Inspired by the peer-assisted solution used by Spotify to stream music, we explore a similar solution to disseminate messages of Spotify pub/sub to the users. The task of distributing the workload among user peers and datacenter servers prompts a fundamental problem: How to select a subset of pub/sub workload to be served by datacenter servers in a manner to maximize satisfaction requirements of users under resource constraints?
In our recent work, we provide, to the best of our knowledge, the first formal treatment of the above problem by introducing two metrics that capture subscriber satisfaction in the presence of limited resources.

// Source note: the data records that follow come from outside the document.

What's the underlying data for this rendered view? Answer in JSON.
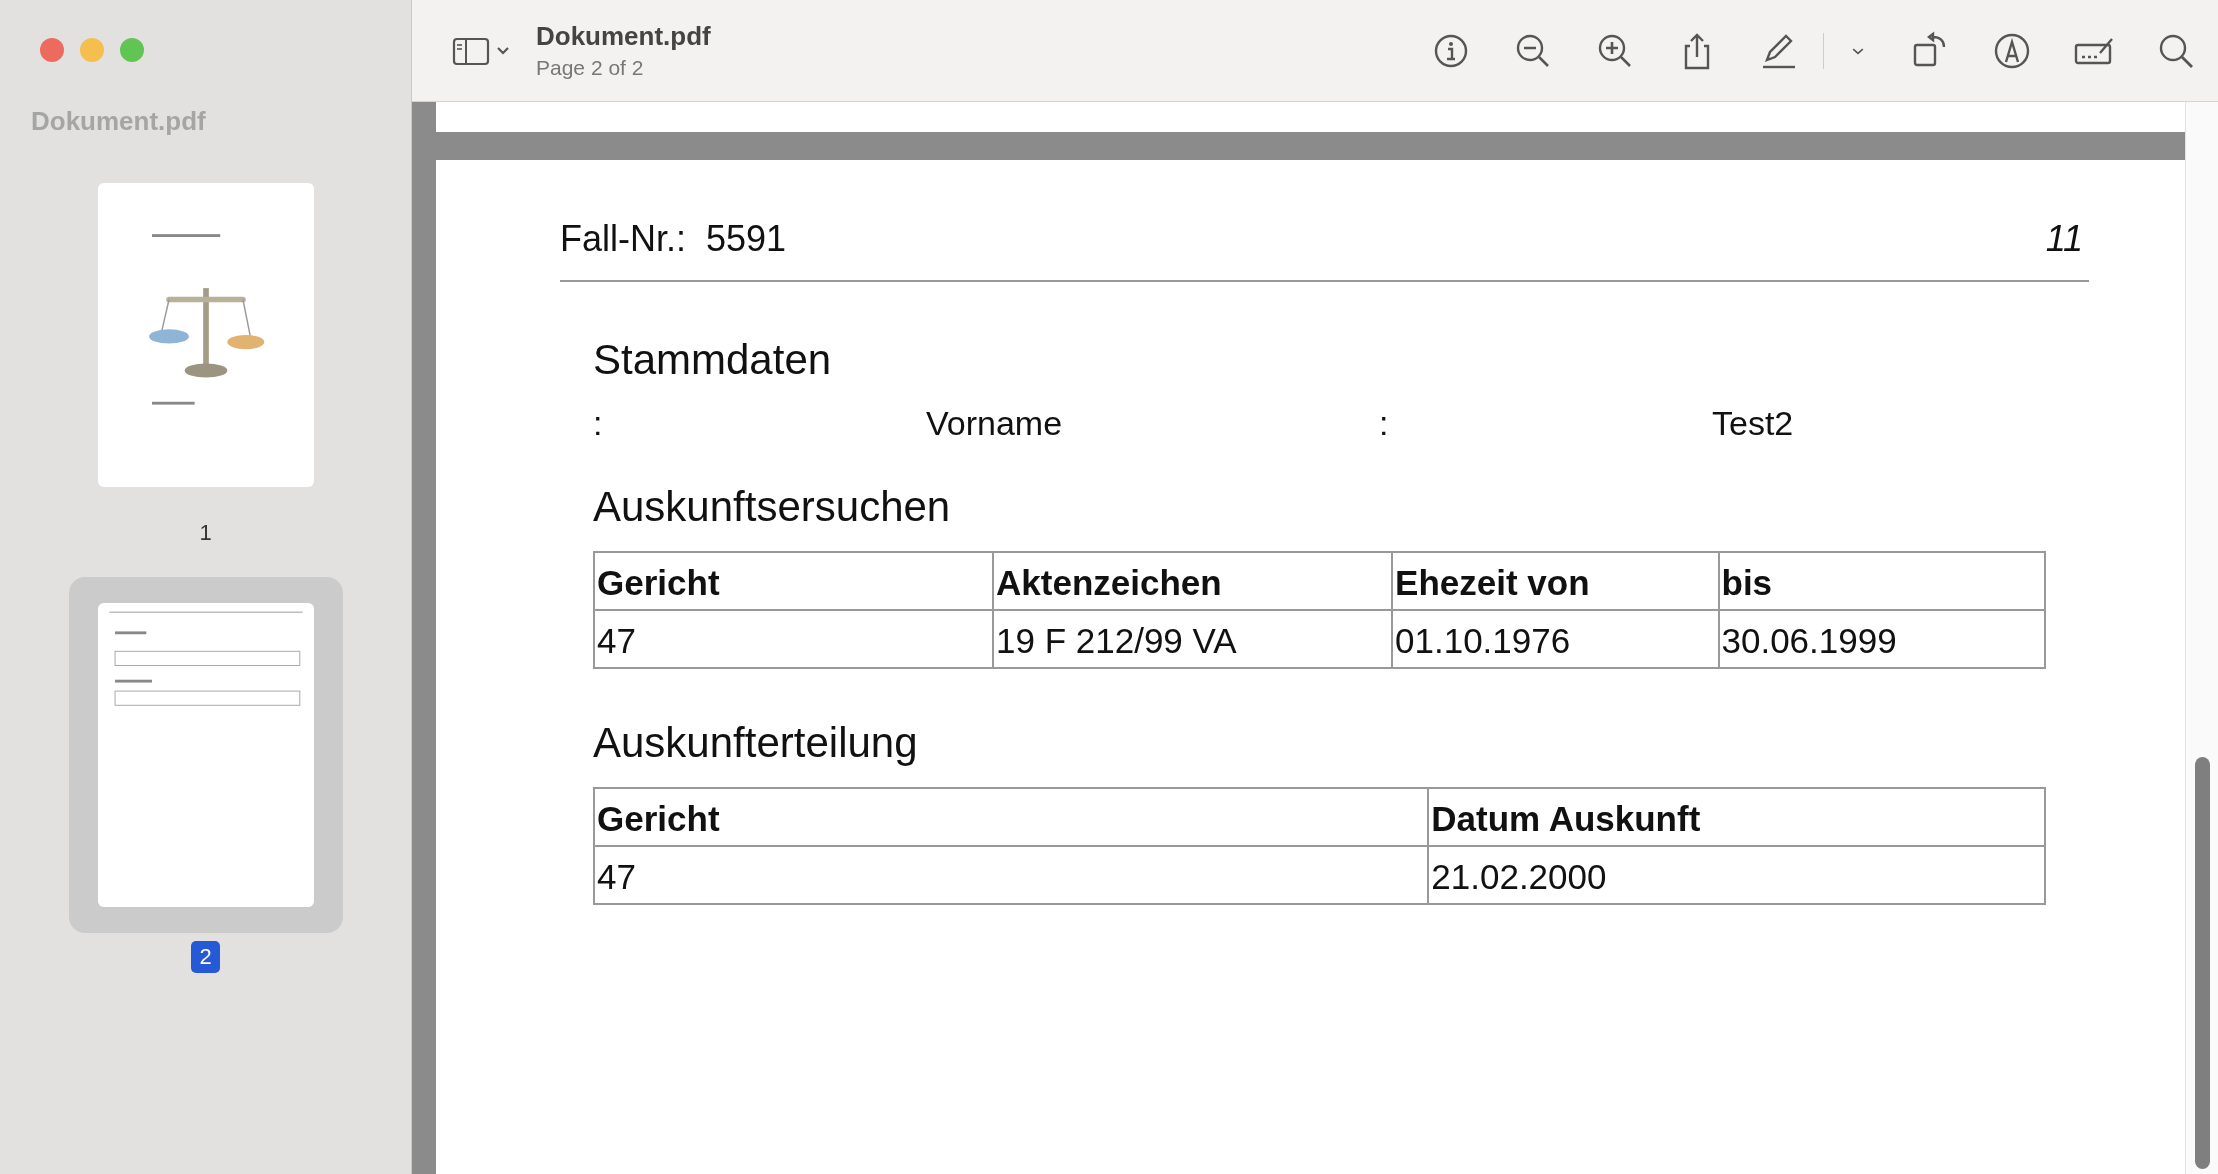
{
  "window": {
    "title": "Dokument.pdf",
    "subtitle": "Page 2 of 2"
  },
  "sidebar": {
    "title": "Dokument.pdf",
    "pages": [
      {
        "label": "1",
        "selected": false,
        "kind": "picture"
      },
      {
        "label": "2",
        "selected": true,
        "kind": "picture"
      }
    ]
  },
  "document": {
    "case_label": "Fall-Nr.:",
    "case_number": "5591",
    "page_number": "11",
    "sections": [
      {
        "kind": "fields",
        "heading": "Stammdaten",
        "cells": [
          ":",
          "Vorname",
          ":",
          "Test2"
        ]
      },
      {
        "kind": "table",
        "heading": "Auskunftsersuchen",
        "columns": [
          "Gericht",
          "Aktenzeichen",
          "Ehezeit von",
          "bis"
        ],
        "rows": [
          [
            "47",
            "19 F 212/99 VA",
            "01.10.1976",
            "30.06.1999"
          ]
        ]
      },
      {
        "kind": "table",
        "heading": "Auskunfterteilung",
        "columns": [
          "Gericht",
          "Datum Auskunft"
        ],
        "rows": [
          [
            "47",
            "21.02.2000"
          ]
        ]
      }
    ]
  }
}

This allows us to formulate the problem as two new flavors of maximum coverage optimization problems.
Unfortunately, both variants of the problem prove to be NP-hard. By subsequently providing formal approximation bounds and heuristics, we show, however, that efficient approximations can be attained. We validate our approach using real-world traces from Spotify and show that our solutions can be executed periodically in real-time in order to adapt to workload variations.

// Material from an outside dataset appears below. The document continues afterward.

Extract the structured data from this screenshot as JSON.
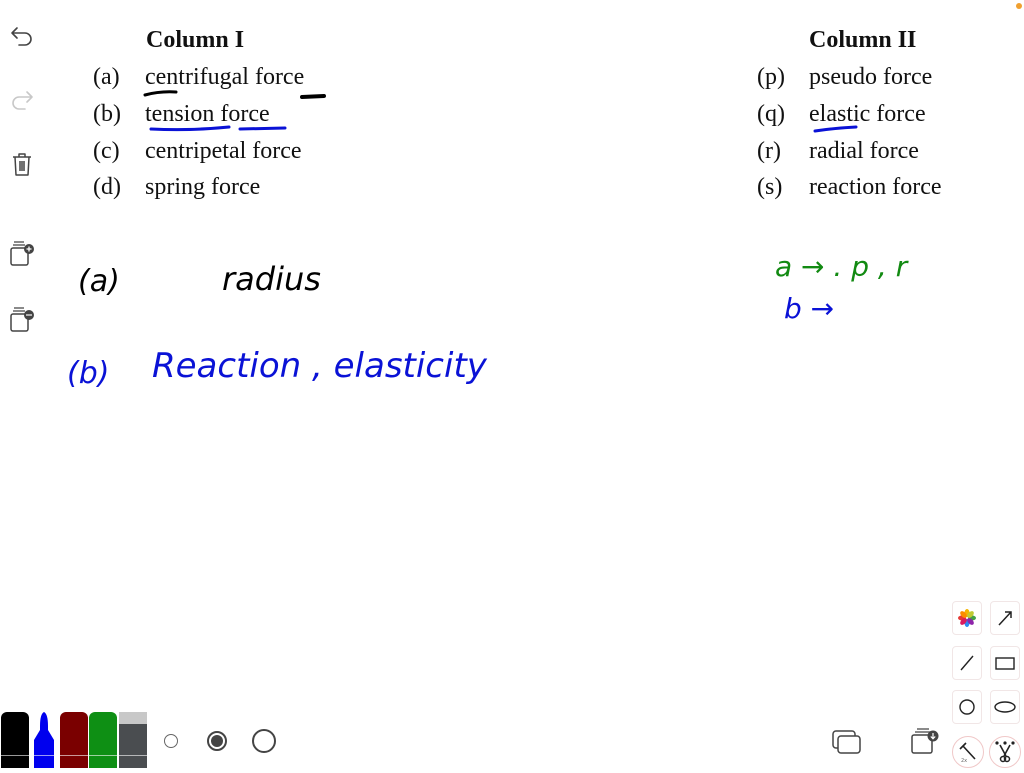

Further, we try to answer the following three fundamental questions: Given a pub/sub workload, (1) what is the minimum amount of resources needed to satisfy all the subscribers, (2) what is a cost-effective way to allocate resources for the given workload, and (3) what is the cost of hosting it on a public Infrastructure-as-a-Service (IaaS) provider like Amazon EC2.
About Vinay Setty
Vinay Setty is a PhD candidate at Networks and Distributed Systems group, Department of Informatics, University of Oslo, Norway. His advisors are Prof. Roman Vitenberg, Professor, University of Oslo and Prof. Maarten van Steen, professor at Department of Informatics, VU University Amsterdam. His broad research areas include data dissemination in large-scale distributed systems, publish/subscribe systems, peer-to-peer, peer-assisted and cloud-assisted architectures, large-scale data/trace analysis, personalization and processing of Big Data in real-time.
Prior to starting PhD at University of Oslo he received master’s degree from Computer Science department of University of Saarland, Germany. He wrote my master’s thesis in the databases group headed by Prof. Gerhard Weikum at Max Planck Institute for Informatics, Germany.
This event will be conducted in English